From: Ivy233 <redacted>
Date: Wed, 26 Mar 2025 14:06:04 +0000 (+0800)
Subject: clip: Fix llama-llava-clip-quantize-cli quantization error under CUDA backend (#12566)
X-Git-Tag: upstream/0.0.5028~65
X-Git-Url: https://git.djapps.eu/?a=commitdiff_plain;h=02082f1519565fc7b49de211b28bc5404a69209b;p=pkg%2Fggml%2Fsources%2Fllama.cpp

clip: Fix llama-llava-clip-quantize-cli quantization error under CUDA backend (#12566)

* [Fix] Compiling clip-quantize-cli and running it in a CUDA environment will cause ggml_fp16_to_fp32 to report an error when trying to access video memory.

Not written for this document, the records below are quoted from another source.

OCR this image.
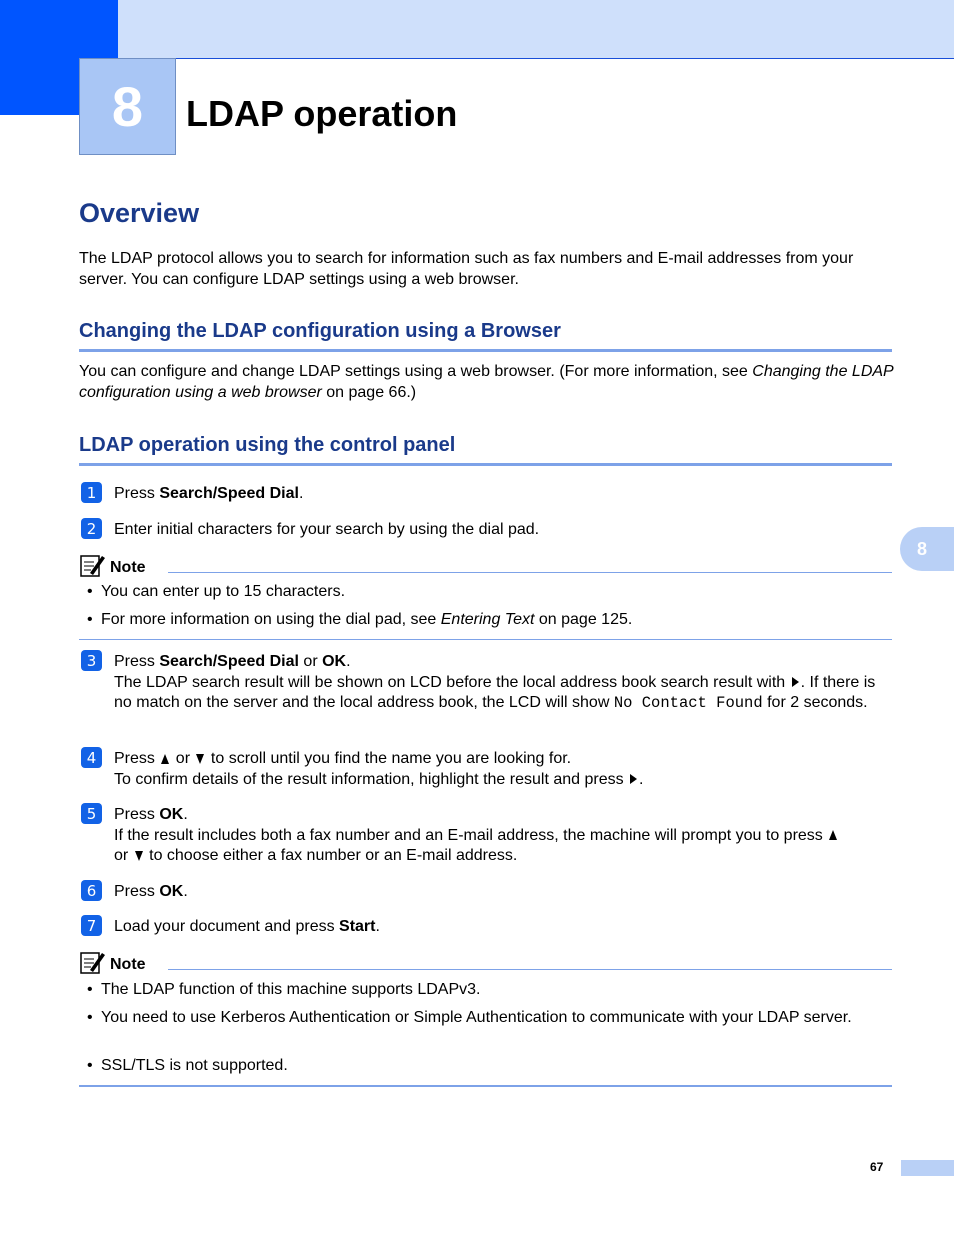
8	LDAP operation
Overview
The LDAP protocol allows you to search for information such as fax numbers and E-mail addresses from your server. You can configure LDAP settings using a web browser.
Changing the LDAP configuration using a Browser
You can configure and change LDAP settings using a web browser. (For more information, see Changing the LDAP configuration using a web browser on page 66.)
LDAP operation using the control panel
1	Press Search/Speed Dial.
2	Enter initial characters for your search by using the dial pad.
Note
• You can enter up to 15 characters.
• For more information on using the dial pad, see Entering Text on page 125.
3	Press Search/Speed Dial or OK.
The LDAP search result will be shown on LCD before the local address book search result with . If there is no match on the server and the local address book, the LCD will show No Contact Found for 2 seconds.
4	Press  or  to scroll until you find the name you are looking for.
To confirm details of the result information, highlight the result and press .
5	Press OK.
If the result includes both a fax number and an E-mail address, the machine will prompt you to press
or  to choose either a fax number or an E-mail address.
6	Press OK.
7	Load your document and press Start.
Note
• The LDAP function of this machine supports LDAPv3.
• You need to use Kerberos Authentication or Simple Authentication to communicate with your LDAP server.
• SSL/TLS is not supported.
8
67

You need to switch to the CPU backend to run quantize.
After the fix, it will automatically run in the CPU backend and will no longer be bound to CUDA.

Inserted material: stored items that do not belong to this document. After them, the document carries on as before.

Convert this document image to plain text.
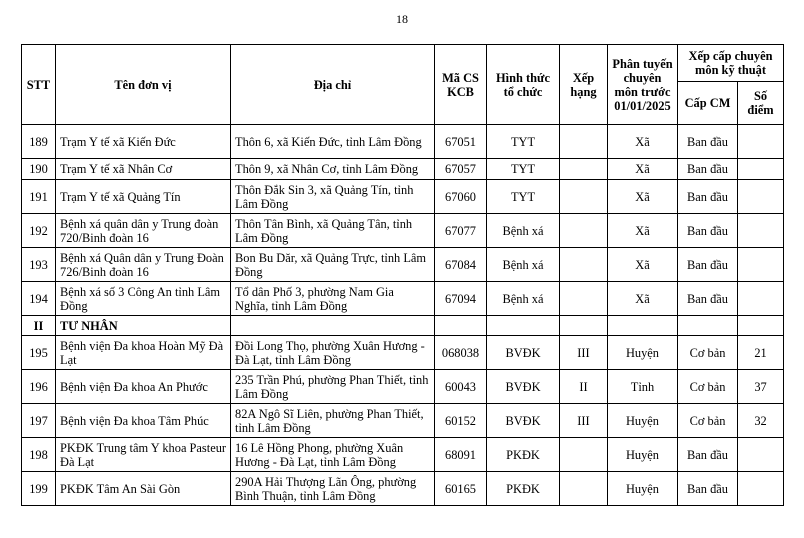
18
STT	Tên đơn vị	Địa chỉ	Mã CS KCB	Hình thức tổ chức	Xếp hạng	Phân tuyến chuyên môn trước 01/01/2025	Xếp cấp chuyên môn kỹ thuật	
							Cấp CM	Số điểm
189	Trạm Y tế xã Kiến Đức	Thôn 6, xã Kiến Đức, tỉnh Lâm Đồng	67051	TYT		Xã	Ban đầu	
190	Trạm Y tế xã Nhân Cơ	Thôn 9, xã Nhân Cơ, tỉnh Lâm Đồng	67057	TYT		Xã	Ban đầu	
191	Trạm Y tế xã Quảng Tín	Thôn Đắk Sin 3, xã Quảng Tín, tỉnh Lâm Đồng	67060	TYT		Xã	Ban đầu	
192	Bệnh xá quân dân y Trung đoàn 720/Binh đoàn 16	Thôn Tân Bình, xã Quảng Tân, tỉnh Lâm Đồng	67077	Bệnh xá		Xã	Ban đầu	
193	Bệnh xá Quân dân y Trung Đoàn 726/Binh đoàn 16	Bon Bu Dăr, xã Quảng Trực, tỉnh Lâm Đồng	67084	Bệnh xá		Xã	Ban đầu	
194	Bệnh xá số 3 Công An tỉnh Lâm Đồng	Tổ dân Phố 3, phường Nam Gia Nghĩa, tỉnh Lâm Đồng	67094	Bệnh xá		Xã	Ban đầu	
II	TƯ NHÂN							
195	Bệnh viện Đa khoa Hoàn Mỹ Đà Lạt	Đồi Long Thọ, phường Xuân Hương - Đà Lạt, tỉnh Lâm Đồng	068038	BVĐK	III	Huyện	Cơ bản	21
196	Bệnh viện Đa khoa An Phước	235 Trần Phú, phường Phan Thiết, tỉnh Lâm Đồng	60043	BVĐK	II	Tỉnh	Cơ bản	37
197	Bệnh viện Đa khoa Tâm Phúc	82A Ngô Sĩ Liên, phường Phan Thiết, tỉnh Lâm Đồng	60152	BVĐK	III	Huyện	Cơ bản	32
198	PKĐK Trung tâm Y khoa Pasteur Đà Lạt	16 Lê Hồng Phong, phường Xuân Hương - Đà Lạt, tỉnh Lâm Đồng	68091	PKĐK		Huyện	Ban đầu	
199	PKĐK Tâm An Sài Gòn	290A Hải Thượng Lãn Ông, phường Bình Thuận, tỉnh Lâm Đồng	60165	PKĐK		Huyện	Ban đầu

* [Fix]Roll back the signature and implementation of clip_model_load, and change the call in clip_model_quantize to clip_init.
---

diff --git a/examples/llava/clip.cpp b/examples/llava/clip.cpp
index a1f050e3..58ee5cf0 100644
--- a/examples/llava/clip.cpp
+++ b/examples/llava/clip.cpp
@@ -2989,7 +2989,10 @@ bool clip_model_quantize(const char * fname_inp, const char * fname_out, const i
     assert(itype < GGML_TYPE_COUNT);
     ggml_type type = static_cast<ggml_type>(itype);
 
-    auto * ctx_clip = clip_model_load(fname_inp, 2);
+    auto * ctx_clip = clip_init(fname_inp, clip_context_params{
+        /* use_gpu */   false,
+        /* verbosity */ 2,
+    });
 
     const auto & ctx_src = ctx_clip->ctx_gguf;
     const auto & ctx_data = ctx_clip->ctx_data;